Thursday 17 June 2021 11:56 am

Pandemic crash: Almost 200,000 UK travel jobs lost or at risk due to Covid crisis

Around 195,000 people working in the UK travel industry have either lost their job or are at risk of losing their job due to the Covid-19 crisis.

The sector employs around 526,000 people across the UK in ordinary times, meaning that more than a third (37 per cent) of all jobs in the sector face being wiped out, according to industry group ABTA.

It’s not just jobs that are bearing the brunt, businesses are on the brink of financial failure, with 57 per cent of SME travel agents said they would not have the cash to survive more than three months based on current trading conditions and available Government support.

Biggest hit

The travel industry has taken the biggest economic hit of all sectors impacted by the pandemic, with Office of National Statistics figures showing revenues for travel agents and tour operators have been consistently down between 86 to 90 per cent each month since February of last year.

ABTA’s findings show the immense pressure the travel industry is under after almost 18 months of severe restrictions which have curtailed the sector’s ability to trade.

The industry body is therefore urging the government to deliver a package of tailored financial support to see the industry through to recovery, which includes extending existing furlough and self-employed income support, extending full business rates relief and creating a new sector-specific ‘recovery grants’ regime for travel agents, tour operators and travel management companies.

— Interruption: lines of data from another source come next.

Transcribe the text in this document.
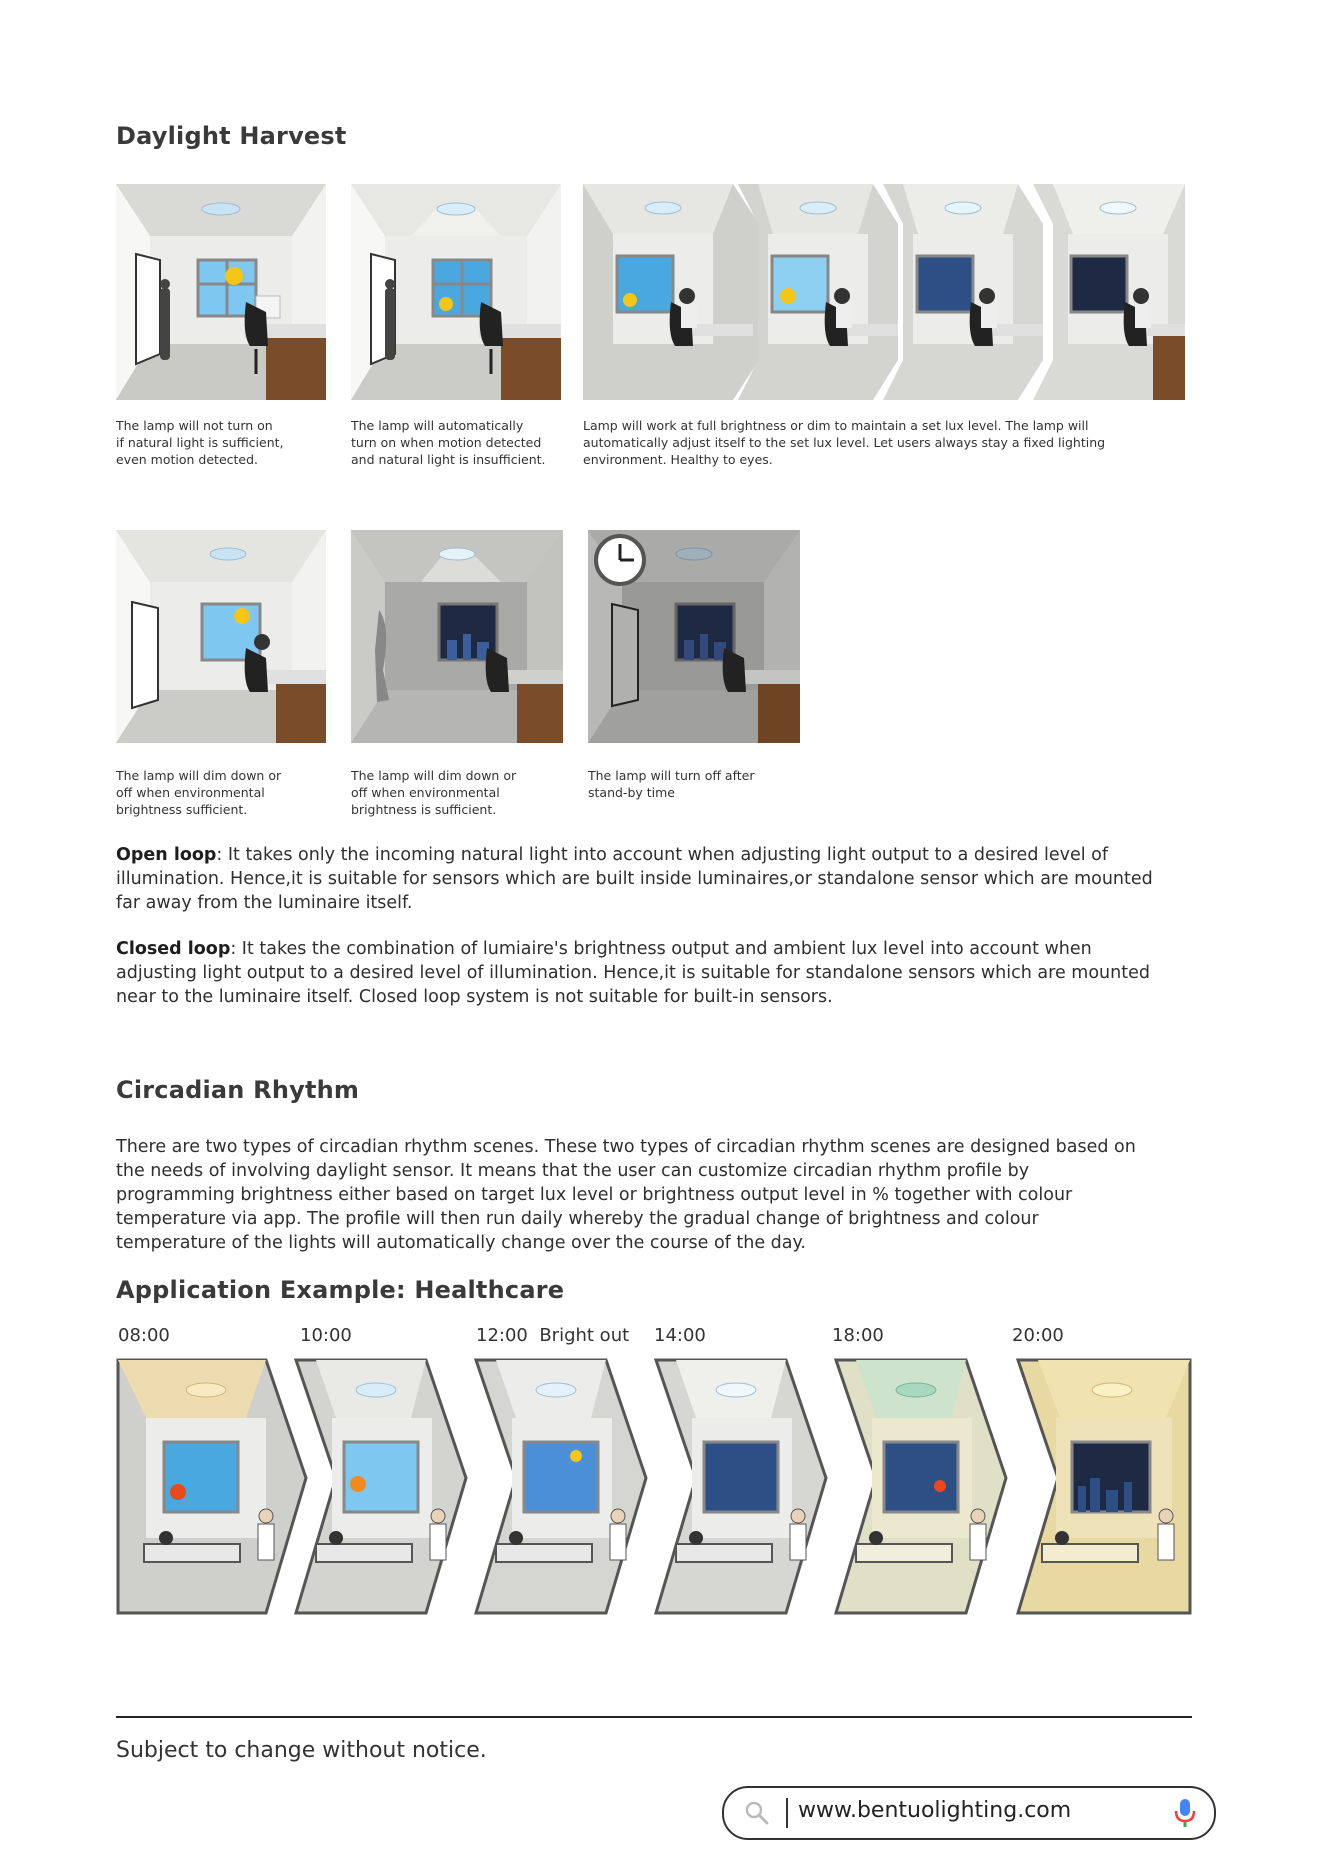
Daylight Harvest
The lamp will not turn on
if natural light is sufficient,
even motion detected.
The lamp will automatically
turn on when motion detected
and natural light is insufficient.
Lamp will work at full brightness or dim to maintain a set lux level. The lamp will
automatically adjust itself to the set lux level. Let users always stay a fixed lighting
environment. Healthy to eyes.
The lamp will dim down or
off when environmental
brightness sufficient.
The lamp will dim down or
off when environmental
brightness is sufficient.
The lamp will turn off after
stand-by time
Open loop: It takes only the incoming natural light into account when adjusting light output to a desired level of illumination. Hence,it is suitable for sensors which are built inside luminaires,or standalone sensor which are mounted far away from the luminaire itself.
Closed loop: It takes the combination of lumiaire's brightness output and ambient lux level into account when adjusting light output to a desired level of illumination. Hence,it is suitable for standalone sensors which are mounted near to the luminaire itself. Closed loop system is not suitable for built-in sensors.
Circadian Rhythm
There are two types of circadian rhythm scenes. These two types of circadian rhythm scenes are designed based on the needs of involving daylight sensor. It means that the user can customize circadian rhythm profile by programming brightness either based on target lux level or brightness output level in % together with colour temperature via app. The profile will then run daily whereby the gradual change of brightness and colour temperature of the lights will automatically change over the course of the day.
Application Example: Healthcare
08:00	10:00	12:00  Bright out 14:00	18:00	20:00
Subject to change without notice.
www.bentuolighting.com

Mark Tanzer, ABTA’s chief executive, told City A.M. it it is particularly critical that support is extended given that employer furlough contributions are due to rise at the end of the month and business rates relief will be tapered.

“With international travel still largely restricted, travel businesses will not have the money to cover these costs,” the association said in a statement.

The government is expected to review the requirements for international travel on 28 June, and the industry is also awaiting the next review of the traffic light list.

Traffic light system

ABTA called the traffic light system, launched last month to deliver a safe, meaningful, risk-based restart to international travel, “a false start, which has further dented consumer confidence at a critical time.”

“The system is not operating as intended, with overseas travel barely open, and as a result, the industry is on the precipice of losing a second peak summer season – crucial months which represents two-thirds of travel companies’ income,” Tanzer said.

“Travel businesses feel completely abandoned by the government, which has consistently failed to provide adequate support for an industry which has borne the brunt of the economic fallout from the pandemic,” he added.